The monitoring and observability tool ecosystem is vast. At the most basic level are simple, open source infrastructure monitoring tools like Nagios. You can also find Application Performance Management (APM) solutions, most of which are commercial, such as Instana and New Relic. And then there are data ingestion and analytics platforms like Splunk and the ELK Stack, which can technically be used to interpret data of any type but which target use cases related to application monitoring and management.
#7. Security
There are a vast array of tools designed to help secure DevOps workflows. They range in functionality from tools that can audit IaC files for vulnerabilities (a feature offered by Palo Alto Prisma, among others), to Source Composition Analysis tools that help secure software supply chains, to Security Information and Event Management (SIEM) platforms, which monitor security events in real time and beyond.
All of these tools fall under the umbrella of DevSecOps tools. In fact, the security-centric category of DevOps tools is so expansive that it can’t be covered in full here.

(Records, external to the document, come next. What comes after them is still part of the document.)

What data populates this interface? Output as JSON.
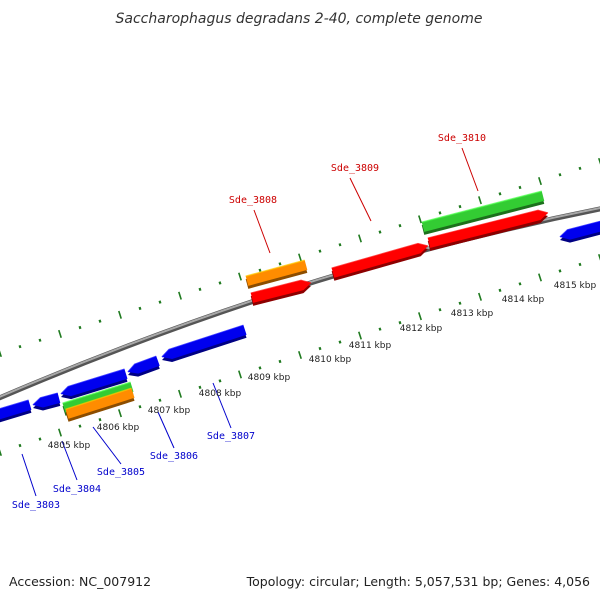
{
  "title": "Saccharophagus degradans 2-40, complete genome",
  "footer": {
    "accession": "Accession: NC_007912",
    "info": "Topology: circular; Length: 5,057,531 bp; Genes: 4,056"
  },
  "colors": {
    "backbone": "#8a8a8a",
    "ruler": "#1f7a1f",
    "forward_label": "#cc0000",
    "reverse_label": "#0000cc",
    "cds": "#0000ee",
    "cds_forward": "#ff0000",
    "gene": "#33cc33",
    "misc_feature": "#ff8c00"
  },
  "ticks": {
    "labels": [
      "4805 kbp",
      "4806 kbp",
      "4807 kbp",
      "4808 kbp",
      "4809 kbp",
      "4810 kbp",
      "4811 kbp",
      "4812 kbp",
      "4813 kbp",
      "4814 kbp",
      "4815 kbp"
    ]
  },
  "genes": [
    {
      "label": "Sde_3803",
      "strand": "reverse"
    },
    {
      "label": "Sde_3804",
      "strand": "reverse"
    },
    {
      "label": "Sde_3805",
      "strand": "reverse"
    },
    {
      "label": "Sde_3806",
      "strand": "reverse"
    },
    {
      "label": "Sde_3807",
      "strand": "reverse"
    },
    {
      "label": "Sde_3808",
      "strand": "forward"
    },
    {
      "label": "Sde_3809",
      "strand": "forward"
    },
    {
      "label": "Sde_3810",
      "strand": "forward"
    }
  ]
}
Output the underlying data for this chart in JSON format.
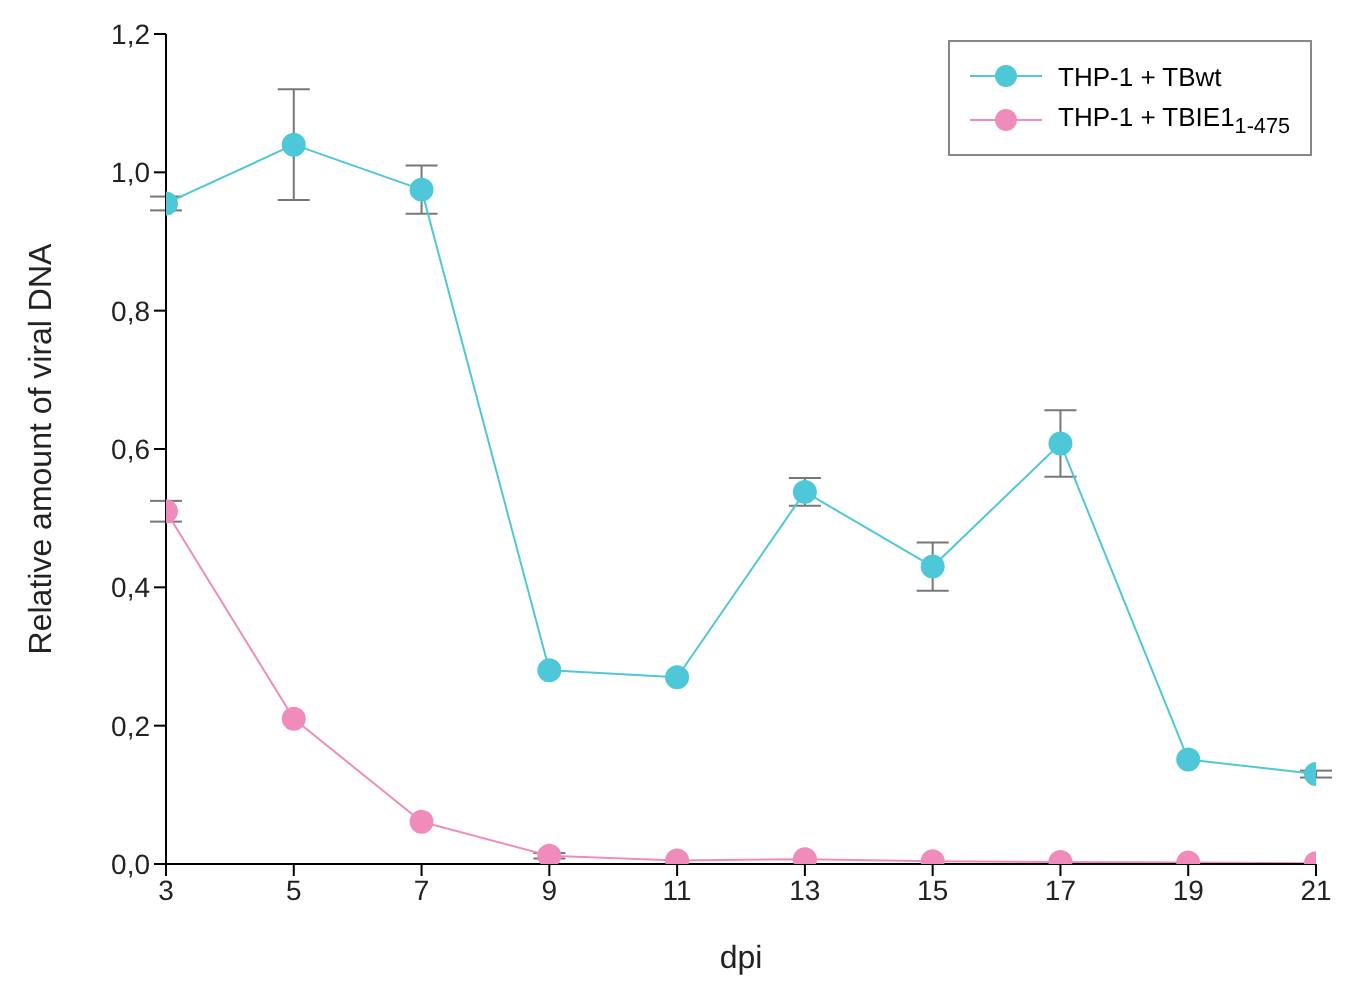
{
  "chart_data": {
    "type": "line",
    "xlabel": "dpi",
    "ylabel": "Relative amount of viral DNA",
    "x": [
      3,
      5,
      7,
      9,
      11,
      13,
      15,
      17,
      19,
      21
    ],
    "xlim": [
      3,
      21
    ],
    "xticks": [
      3,
      5,
      7,
      9,
      11,
      13,
      15,
      17,
      19,
      21
    ],
    "ylim": [
      0,
      1.2
    ],
    "yticks": [
      {
        "value": 0,
        "label": "0,0"
      },
      {
        "value": 0.2,
        "label": "0,2"
      },
      {
        "value": 0.4,
        "label": "0,4"
      },
      {
        "value": 0.6,
        "label": "0,6"
      },
      {
        "value": 0.8,
        "label": "0,8"
      },
      {
        "value": 1,
        "label": "1,0"
      },
      {
        "value": 1.2,
        "label": "1,2"
      }
    ],
    "marker": "circle",
    "legend": "top right",
    "grid": false,
    "series": [
      {
        "name": "THP-1 + TBwt",
        "color": "#4ec8d8",
        "values": [
          0.955,
          1.04,
          0.975,
          0.28,
          0.27,
          0.538,
          0.43,
          0.608,
          0.151,
          0.13
        ],
        "errors": [
          0.01,
          0.08,
          0.035,
          null,
          null,
          0.02,
          0.035,
          0.048,
          null,
          0.005
        ]
      },
      {
        "name": "THP-1 + TBIE1$_{1-475}$",
        "color": "#f08cbc",
        "values": [
          0.51,
          0.21,
          0.061,
          0.012,
          0.005,
          0.007,
          0.004,
          0.003,
          0.002,
          0.001
        ],
        "errors": [
          0.015,
          null,
          null,
          0.004,
          null,
          null,
          null,
          null,
          null,
          null
        ]
      }
    ]
  }
}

Suffice it to say that security tools should be a part of any DevOps toolset; we’ll save the details for a future article on DevSecOps tools.
Choosing a DevOps tool
DevOps teams have a wide variety of tools to choose from. To identify the best tools for your needs, think about factors such as which categories of functionality you need to cover; whether you prefer open source or commercial solutions; and whether you need your DevOps tools to support any type of software delivery and deployment environment, or only a certain one (such as a specific public cloud).